I’ve been testing this a bit and here’s my new feedback:
(Much better usability ofc)
The “Keep 0.025 ETH…” toggle is behaving weirdly for me (on Mac): I get this sort of square around it (see appendix). Maybe making the entire banner togglable would make things smoother.
“You must save 0.0003 ETH…” : much better than “Insufficient funds”, but still requires the user to do the math and edit the amount himself. How about a “Substract 0.0003 ETH” link on the same line like so:
Another solution which I think would be even smoother: don’t ask the user’s opinion about the network fees, just take them out. Say I want to transfer 0.1 ETH and network fee is 0.01 ETH, then act as if I had input 0.099 ETH. (So we can forget about that “Substract” barbarism…). Isn’t that technically possible?

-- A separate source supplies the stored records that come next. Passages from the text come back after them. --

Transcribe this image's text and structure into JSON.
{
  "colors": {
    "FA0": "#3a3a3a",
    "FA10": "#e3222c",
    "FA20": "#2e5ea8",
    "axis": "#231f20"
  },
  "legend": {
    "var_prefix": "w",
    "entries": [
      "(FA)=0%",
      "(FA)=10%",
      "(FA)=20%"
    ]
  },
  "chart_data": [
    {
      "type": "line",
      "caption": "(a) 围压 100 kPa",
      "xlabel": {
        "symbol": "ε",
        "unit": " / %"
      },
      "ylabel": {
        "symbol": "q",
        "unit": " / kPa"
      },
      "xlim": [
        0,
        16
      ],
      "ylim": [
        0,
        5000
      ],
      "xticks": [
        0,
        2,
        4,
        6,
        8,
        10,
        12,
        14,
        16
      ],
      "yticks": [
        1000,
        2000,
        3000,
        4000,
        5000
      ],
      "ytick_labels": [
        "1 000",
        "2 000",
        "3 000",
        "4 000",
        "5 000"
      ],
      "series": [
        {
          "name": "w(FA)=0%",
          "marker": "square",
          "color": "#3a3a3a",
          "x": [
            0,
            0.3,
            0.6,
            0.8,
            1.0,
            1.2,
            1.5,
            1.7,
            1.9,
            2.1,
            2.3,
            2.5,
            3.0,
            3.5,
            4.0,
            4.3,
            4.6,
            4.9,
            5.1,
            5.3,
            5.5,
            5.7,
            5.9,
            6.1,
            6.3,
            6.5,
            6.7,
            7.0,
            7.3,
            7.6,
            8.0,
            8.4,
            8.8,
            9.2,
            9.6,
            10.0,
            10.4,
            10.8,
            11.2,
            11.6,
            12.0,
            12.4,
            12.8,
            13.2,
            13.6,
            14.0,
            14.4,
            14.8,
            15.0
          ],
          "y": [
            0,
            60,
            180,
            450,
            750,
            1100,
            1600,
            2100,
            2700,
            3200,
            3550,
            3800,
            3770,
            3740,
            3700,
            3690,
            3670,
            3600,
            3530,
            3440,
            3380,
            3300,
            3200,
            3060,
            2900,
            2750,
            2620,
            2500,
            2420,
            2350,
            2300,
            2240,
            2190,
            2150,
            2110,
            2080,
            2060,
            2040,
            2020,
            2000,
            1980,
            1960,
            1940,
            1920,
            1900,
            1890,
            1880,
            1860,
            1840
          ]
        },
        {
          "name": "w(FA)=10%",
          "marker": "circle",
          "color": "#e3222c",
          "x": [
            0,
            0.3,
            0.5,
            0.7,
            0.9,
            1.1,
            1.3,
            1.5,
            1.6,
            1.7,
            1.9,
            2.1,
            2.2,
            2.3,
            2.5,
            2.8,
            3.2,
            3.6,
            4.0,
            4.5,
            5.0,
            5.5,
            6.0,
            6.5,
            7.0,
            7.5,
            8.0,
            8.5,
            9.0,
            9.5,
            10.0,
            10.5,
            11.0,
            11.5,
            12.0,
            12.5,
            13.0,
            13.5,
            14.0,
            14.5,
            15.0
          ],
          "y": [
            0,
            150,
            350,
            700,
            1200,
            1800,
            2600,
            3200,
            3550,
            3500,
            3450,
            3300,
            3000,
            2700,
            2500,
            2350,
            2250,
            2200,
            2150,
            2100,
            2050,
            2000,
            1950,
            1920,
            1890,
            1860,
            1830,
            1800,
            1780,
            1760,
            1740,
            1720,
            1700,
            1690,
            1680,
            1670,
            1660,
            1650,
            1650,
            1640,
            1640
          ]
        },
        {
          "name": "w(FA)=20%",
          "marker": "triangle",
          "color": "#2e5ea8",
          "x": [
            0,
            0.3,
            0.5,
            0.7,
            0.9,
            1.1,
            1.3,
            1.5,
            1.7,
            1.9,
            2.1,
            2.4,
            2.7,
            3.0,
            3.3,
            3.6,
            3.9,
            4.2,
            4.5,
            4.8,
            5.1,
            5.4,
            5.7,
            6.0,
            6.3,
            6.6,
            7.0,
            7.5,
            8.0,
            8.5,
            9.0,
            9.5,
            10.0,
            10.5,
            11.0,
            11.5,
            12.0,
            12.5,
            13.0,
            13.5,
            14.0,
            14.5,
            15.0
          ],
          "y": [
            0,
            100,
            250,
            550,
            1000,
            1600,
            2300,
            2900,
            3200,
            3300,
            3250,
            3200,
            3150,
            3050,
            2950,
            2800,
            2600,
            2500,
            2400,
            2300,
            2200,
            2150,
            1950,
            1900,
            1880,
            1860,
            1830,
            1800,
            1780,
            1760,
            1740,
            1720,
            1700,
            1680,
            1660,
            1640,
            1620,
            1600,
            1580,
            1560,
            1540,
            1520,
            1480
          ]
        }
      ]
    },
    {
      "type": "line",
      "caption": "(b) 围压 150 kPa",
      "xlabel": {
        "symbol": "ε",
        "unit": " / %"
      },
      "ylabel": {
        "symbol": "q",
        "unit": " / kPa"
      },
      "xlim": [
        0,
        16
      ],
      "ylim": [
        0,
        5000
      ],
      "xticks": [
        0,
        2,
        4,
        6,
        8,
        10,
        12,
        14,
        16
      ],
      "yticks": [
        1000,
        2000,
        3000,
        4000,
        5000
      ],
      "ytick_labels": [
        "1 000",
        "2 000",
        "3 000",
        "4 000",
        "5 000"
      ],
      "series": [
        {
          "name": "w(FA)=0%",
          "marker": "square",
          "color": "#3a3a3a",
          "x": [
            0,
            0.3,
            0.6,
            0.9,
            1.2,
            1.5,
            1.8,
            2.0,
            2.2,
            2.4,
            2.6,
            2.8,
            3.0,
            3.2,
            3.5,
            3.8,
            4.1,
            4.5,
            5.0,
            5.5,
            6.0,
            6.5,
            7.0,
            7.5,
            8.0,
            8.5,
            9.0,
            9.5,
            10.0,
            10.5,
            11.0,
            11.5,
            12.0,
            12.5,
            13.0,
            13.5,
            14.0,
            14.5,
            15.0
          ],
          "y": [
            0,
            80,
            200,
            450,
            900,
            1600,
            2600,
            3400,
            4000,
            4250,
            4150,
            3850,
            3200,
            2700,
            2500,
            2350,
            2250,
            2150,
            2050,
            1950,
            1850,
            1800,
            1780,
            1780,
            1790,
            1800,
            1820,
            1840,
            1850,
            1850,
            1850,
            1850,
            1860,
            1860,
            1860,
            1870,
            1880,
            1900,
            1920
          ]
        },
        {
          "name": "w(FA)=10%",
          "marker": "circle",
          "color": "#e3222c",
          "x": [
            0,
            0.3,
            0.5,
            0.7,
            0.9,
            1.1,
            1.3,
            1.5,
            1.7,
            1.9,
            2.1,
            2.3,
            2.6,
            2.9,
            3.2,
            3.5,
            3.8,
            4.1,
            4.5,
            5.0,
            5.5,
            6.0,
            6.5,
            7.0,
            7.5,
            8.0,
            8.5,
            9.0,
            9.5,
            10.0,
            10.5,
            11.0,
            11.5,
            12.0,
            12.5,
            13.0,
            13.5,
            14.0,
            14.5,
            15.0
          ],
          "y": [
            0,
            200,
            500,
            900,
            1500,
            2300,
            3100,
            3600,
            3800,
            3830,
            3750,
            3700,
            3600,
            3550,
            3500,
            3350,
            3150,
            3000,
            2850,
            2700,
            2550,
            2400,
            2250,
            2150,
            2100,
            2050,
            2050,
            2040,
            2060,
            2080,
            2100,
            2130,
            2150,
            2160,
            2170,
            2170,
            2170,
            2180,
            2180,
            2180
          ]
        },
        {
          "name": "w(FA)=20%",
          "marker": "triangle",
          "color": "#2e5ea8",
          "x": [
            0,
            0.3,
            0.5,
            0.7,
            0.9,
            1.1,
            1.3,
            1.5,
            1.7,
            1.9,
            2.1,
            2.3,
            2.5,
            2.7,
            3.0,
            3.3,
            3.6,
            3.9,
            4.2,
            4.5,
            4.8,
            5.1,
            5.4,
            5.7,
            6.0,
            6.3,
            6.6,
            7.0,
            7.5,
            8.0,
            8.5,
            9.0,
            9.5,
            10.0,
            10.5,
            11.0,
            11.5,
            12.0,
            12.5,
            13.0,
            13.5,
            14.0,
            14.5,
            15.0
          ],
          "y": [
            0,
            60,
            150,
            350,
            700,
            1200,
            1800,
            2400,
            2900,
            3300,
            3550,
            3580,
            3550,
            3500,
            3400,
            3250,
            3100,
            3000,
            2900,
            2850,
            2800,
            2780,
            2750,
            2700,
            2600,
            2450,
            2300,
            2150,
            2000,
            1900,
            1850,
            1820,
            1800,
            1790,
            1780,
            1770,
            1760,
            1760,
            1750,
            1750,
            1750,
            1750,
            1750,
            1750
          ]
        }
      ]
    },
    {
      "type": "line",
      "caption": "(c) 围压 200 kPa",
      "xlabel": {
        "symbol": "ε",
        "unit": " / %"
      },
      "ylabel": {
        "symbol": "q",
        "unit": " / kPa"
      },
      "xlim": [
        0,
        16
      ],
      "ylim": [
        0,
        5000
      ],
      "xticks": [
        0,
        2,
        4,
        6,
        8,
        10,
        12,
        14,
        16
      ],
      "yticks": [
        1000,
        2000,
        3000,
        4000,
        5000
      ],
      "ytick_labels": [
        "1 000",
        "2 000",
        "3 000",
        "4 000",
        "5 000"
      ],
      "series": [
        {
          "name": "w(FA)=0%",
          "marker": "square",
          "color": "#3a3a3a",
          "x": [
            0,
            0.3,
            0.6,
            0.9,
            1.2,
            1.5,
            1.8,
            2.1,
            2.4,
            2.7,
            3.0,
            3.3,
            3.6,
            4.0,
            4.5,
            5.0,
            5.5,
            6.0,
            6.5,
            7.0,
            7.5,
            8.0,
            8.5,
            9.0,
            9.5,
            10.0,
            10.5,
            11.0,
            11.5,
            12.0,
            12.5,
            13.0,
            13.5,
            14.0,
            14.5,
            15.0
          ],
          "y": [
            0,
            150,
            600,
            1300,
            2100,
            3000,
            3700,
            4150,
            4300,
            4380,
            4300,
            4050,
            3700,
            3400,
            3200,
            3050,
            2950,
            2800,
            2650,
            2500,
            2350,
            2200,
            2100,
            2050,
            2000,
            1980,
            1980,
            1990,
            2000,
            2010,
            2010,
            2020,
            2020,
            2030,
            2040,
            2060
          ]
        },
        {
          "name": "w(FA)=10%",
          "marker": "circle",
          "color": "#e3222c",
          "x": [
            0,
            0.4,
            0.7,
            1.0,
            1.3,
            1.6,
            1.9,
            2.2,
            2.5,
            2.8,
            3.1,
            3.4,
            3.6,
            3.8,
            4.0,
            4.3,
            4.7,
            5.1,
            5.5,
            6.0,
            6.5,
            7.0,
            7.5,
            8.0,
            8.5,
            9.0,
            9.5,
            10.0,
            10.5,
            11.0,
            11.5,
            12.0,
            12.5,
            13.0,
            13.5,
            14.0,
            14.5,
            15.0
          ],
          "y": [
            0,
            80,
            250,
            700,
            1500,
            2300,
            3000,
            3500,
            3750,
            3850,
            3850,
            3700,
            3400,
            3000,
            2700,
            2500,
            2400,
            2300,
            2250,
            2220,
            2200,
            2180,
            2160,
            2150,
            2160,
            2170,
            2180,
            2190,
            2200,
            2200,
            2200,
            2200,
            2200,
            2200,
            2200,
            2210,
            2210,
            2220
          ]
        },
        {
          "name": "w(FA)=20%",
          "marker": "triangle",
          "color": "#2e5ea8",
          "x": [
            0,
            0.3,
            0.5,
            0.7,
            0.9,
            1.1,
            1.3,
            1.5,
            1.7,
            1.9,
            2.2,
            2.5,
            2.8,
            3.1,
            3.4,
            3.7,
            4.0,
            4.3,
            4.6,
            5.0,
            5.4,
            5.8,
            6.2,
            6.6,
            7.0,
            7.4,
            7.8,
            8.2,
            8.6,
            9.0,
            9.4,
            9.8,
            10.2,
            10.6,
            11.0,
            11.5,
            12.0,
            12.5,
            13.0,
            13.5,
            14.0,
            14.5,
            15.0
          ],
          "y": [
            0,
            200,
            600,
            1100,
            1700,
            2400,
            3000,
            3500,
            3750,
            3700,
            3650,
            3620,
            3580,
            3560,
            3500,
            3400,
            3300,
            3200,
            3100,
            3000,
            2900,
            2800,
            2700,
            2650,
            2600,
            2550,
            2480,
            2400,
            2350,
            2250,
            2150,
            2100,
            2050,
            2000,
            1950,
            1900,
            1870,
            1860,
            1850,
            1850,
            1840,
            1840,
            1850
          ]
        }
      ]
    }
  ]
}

As much as I would like to have the fees just taken out, I don’t like the approach. If I transfer 0.1 eth and need 0.1 eth for a purchase i will sit there with 0.099 eth and need to go for another transaction (personal <-> external). For a transaction between (personal <-> trading), it would be okay imo.
We have a series of changes to be made on the transfer process to make it more seamless (like removing the user facing state sync and approval processes), so we decided to bundle further improvements into that.